Movimento telecamera computerizzato — programmabile, ripetibile, precisione millimetrica. Essenziale per compositing VFX, dettagli prodotto.
La macchina da presa a controllo di movimento opera secondo un principio semplice ma potente: si programma una carrellata della macchina da presa una volta in modo preciso, e la macchina la ripete con precisione al secondo, millimetro per millimetro. Il sistema controlla tutti e tre gli assi — Pan, Tilt, Dolly — tramite motori passo-passo, gestiti da un controllo CNC (Computer Numerical Control). Sul set, ciò significa: si muove la macchina da presa manualmente attraverso il movimento desiderato, l'elettronica registra ogni parametro, lo memorizza e poi lo riproduce quante volte si desidera — o lo varia con precisione secondo le tue specifiche.
L'utilità pratica si manifesta in tre aree. Primo: compositing VFX. Sono necessarie più carrellate della macchina da presa identiche per fotografare separatamente diversi livelli (primo piano, azione principale, sfondo) o elementi in green screen e combinarli in seguito. Con il controllo di movimento si garantisce che la prospettiva sia corretta — l'integrazione 3D funziona solo se il movimento della macchina da presa viene ripetuto matematicamente con esattezza. Secondo campo di applicazione: riprese di prodotti e fotografia tabletop. Un primo piano di un orologio con una perfetta rotazione a 360 gradi attorno all'oggetto — senza controllo di movimento la mano tremerebbe, la velocità varierebbe. Con il controllo è un'ellisse fluida e controllata. Terzo: effetti di parallasse e lavori stereoscopici, dove deviazioni minime tra due macchine da presa sono visibili.
La tecnica richiede pianificazione. È necessario spazio per il sistema — di solito un braccio robusto o una gru con sensori encoder. La prima ripresa è sempre una corsa di prova; poi si salva, poi si ripete. Con gli attori può diventare complicato — devono riprodurre ogni movimento esattamente. Per questo motivo si utilizza spesso il controllo di movimento per elementi che non si muovono (o per pure carrellate della macchina da presa senza azione umana). Se si vuole modificare — andare più veloce, curvare diversamente — si regolano semplicemente i parametri. Sul set è un vero risparmio di tempo, a patto che la preparazione tecnica sia corretta. Tempistica e calibrazione sono critiche; una corsa iniziale scadente memorizza anche dati scadenti.

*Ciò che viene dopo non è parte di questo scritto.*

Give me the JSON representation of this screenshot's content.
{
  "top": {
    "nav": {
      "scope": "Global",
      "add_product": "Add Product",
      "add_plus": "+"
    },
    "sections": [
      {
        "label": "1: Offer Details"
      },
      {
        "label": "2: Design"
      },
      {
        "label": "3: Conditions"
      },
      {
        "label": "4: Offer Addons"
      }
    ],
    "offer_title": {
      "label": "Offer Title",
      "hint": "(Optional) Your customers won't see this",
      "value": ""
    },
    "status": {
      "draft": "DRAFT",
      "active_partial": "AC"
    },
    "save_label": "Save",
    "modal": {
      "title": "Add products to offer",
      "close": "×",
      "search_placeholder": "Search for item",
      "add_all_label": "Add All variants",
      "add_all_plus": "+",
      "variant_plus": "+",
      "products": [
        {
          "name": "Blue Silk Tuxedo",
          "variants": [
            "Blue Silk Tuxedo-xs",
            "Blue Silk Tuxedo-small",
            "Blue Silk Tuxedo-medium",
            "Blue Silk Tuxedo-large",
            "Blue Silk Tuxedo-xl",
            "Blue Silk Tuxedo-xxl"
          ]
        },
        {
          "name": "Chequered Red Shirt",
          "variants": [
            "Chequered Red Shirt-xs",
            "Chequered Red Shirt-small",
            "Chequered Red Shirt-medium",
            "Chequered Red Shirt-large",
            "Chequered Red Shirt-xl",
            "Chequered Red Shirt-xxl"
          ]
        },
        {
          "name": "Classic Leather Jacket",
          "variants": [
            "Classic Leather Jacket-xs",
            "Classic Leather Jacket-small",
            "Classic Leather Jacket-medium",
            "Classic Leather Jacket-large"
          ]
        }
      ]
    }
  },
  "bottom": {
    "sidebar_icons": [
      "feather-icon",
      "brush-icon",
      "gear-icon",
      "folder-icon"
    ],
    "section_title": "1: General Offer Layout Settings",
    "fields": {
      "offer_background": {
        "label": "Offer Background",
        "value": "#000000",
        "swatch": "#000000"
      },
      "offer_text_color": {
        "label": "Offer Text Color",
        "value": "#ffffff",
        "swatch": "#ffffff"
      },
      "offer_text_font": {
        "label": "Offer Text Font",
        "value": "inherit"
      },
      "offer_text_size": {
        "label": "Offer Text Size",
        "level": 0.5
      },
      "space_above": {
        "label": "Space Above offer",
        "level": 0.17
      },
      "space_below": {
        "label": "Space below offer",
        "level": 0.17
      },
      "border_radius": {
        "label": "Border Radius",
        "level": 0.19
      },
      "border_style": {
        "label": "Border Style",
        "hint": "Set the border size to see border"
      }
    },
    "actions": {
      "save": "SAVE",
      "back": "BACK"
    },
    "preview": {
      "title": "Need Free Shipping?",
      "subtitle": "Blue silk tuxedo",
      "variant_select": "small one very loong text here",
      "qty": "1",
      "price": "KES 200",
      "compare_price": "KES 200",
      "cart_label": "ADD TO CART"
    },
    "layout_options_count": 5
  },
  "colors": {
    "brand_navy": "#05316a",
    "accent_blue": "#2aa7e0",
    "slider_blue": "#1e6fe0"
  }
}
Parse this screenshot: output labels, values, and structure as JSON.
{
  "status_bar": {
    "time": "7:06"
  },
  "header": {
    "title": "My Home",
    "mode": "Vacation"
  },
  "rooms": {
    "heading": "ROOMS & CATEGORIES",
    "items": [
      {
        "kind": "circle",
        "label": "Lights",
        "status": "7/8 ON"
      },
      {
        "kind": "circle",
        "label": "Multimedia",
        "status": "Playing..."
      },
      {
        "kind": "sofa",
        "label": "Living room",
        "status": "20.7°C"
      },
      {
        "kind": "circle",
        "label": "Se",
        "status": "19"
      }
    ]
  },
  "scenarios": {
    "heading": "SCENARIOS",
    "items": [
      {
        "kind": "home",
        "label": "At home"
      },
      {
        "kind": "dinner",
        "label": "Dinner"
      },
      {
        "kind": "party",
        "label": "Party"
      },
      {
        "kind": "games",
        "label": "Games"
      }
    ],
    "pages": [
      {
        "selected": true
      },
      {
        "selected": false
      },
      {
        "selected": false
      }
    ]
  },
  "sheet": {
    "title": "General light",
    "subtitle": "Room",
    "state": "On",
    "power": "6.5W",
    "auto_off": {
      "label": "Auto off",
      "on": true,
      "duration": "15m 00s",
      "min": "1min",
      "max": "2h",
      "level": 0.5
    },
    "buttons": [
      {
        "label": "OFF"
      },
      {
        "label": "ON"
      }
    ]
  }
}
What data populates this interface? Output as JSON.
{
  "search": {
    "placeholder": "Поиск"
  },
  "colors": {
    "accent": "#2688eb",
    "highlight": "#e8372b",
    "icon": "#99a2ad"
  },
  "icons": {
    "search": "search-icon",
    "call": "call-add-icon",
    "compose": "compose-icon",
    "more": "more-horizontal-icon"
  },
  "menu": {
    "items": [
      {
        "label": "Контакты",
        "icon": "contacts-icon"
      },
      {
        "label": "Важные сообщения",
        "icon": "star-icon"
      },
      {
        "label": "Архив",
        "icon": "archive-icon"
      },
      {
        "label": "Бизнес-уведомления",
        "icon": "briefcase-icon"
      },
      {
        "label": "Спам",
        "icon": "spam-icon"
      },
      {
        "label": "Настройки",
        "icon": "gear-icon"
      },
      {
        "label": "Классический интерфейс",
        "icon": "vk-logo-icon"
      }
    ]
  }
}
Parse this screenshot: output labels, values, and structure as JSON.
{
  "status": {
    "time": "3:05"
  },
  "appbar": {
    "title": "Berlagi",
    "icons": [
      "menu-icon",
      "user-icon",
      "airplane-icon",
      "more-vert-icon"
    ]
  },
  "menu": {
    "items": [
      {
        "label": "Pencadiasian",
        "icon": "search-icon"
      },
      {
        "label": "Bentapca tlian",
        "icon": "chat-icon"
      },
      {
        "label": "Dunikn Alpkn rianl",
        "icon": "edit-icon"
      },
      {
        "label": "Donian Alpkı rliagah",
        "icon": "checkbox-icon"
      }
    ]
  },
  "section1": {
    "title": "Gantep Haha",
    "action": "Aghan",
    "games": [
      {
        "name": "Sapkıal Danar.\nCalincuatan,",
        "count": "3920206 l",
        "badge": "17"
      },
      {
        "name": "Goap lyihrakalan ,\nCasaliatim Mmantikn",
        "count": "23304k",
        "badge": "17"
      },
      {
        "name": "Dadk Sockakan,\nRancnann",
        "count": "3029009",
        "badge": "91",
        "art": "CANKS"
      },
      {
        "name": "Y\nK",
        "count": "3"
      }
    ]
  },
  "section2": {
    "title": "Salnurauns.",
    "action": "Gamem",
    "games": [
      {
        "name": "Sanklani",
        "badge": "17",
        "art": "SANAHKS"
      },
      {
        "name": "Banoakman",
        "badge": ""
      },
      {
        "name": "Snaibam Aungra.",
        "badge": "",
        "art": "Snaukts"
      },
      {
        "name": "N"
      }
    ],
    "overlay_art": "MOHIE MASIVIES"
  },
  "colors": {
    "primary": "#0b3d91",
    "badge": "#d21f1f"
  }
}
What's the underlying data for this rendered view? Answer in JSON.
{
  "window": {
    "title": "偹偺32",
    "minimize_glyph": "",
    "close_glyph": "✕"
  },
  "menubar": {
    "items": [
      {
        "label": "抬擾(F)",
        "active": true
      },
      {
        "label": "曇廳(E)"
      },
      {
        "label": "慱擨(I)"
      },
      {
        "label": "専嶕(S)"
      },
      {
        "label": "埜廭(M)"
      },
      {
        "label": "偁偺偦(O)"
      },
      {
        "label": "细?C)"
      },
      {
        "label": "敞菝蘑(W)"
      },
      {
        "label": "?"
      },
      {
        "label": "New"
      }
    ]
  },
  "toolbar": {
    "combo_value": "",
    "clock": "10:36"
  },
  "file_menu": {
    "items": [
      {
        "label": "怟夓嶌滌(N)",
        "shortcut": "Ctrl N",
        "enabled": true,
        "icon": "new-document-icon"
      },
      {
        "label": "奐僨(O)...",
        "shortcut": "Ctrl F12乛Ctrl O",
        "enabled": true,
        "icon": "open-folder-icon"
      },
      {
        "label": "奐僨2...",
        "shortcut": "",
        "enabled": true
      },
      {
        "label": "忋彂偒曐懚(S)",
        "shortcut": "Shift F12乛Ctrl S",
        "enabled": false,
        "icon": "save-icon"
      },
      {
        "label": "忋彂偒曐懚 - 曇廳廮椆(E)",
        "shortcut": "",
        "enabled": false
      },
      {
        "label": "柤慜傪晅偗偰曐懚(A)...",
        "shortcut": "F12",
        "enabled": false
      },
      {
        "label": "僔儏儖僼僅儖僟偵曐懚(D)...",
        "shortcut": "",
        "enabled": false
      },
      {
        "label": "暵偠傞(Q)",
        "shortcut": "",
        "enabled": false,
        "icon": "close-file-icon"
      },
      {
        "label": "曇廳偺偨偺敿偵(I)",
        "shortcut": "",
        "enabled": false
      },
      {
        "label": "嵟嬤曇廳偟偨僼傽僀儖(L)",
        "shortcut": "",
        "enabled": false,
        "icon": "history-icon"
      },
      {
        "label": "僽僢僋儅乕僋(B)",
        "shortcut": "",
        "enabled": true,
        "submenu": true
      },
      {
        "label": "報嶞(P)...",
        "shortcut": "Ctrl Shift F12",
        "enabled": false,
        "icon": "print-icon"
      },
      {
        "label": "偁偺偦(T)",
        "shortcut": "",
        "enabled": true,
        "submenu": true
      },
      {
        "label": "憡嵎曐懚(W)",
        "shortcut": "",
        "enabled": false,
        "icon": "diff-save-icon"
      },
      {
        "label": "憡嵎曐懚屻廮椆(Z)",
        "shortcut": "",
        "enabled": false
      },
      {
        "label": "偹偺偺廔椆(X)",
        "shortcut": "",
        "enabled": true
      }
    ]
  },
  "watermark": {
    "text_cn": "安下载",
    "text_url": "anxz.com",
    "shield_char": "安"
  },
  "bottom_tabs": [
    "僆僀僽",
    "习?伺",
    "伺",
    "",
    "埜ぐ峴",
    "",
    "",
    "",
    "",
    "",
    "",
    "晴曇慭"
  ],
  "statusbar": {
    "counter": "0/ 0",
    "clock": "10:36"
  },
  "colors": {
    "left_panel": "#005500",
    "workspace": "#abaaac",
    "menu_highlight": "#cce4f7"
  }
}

In pratica, questi sistemi stanno scomparendo sempre più dai grandi studi — le moderne pipeline VFX preferiscono lavorare con il motion tracking 3D e macchine da presa virtuali al computer. Ma per il tabletop, per ripetizioni di movimenti non complicate e per riprese live-action, dove la precisione meccanica è indispensabile, si vedono ancora regolarmente rig di motion control. Chi ci lavora apprezza l'affidabilità.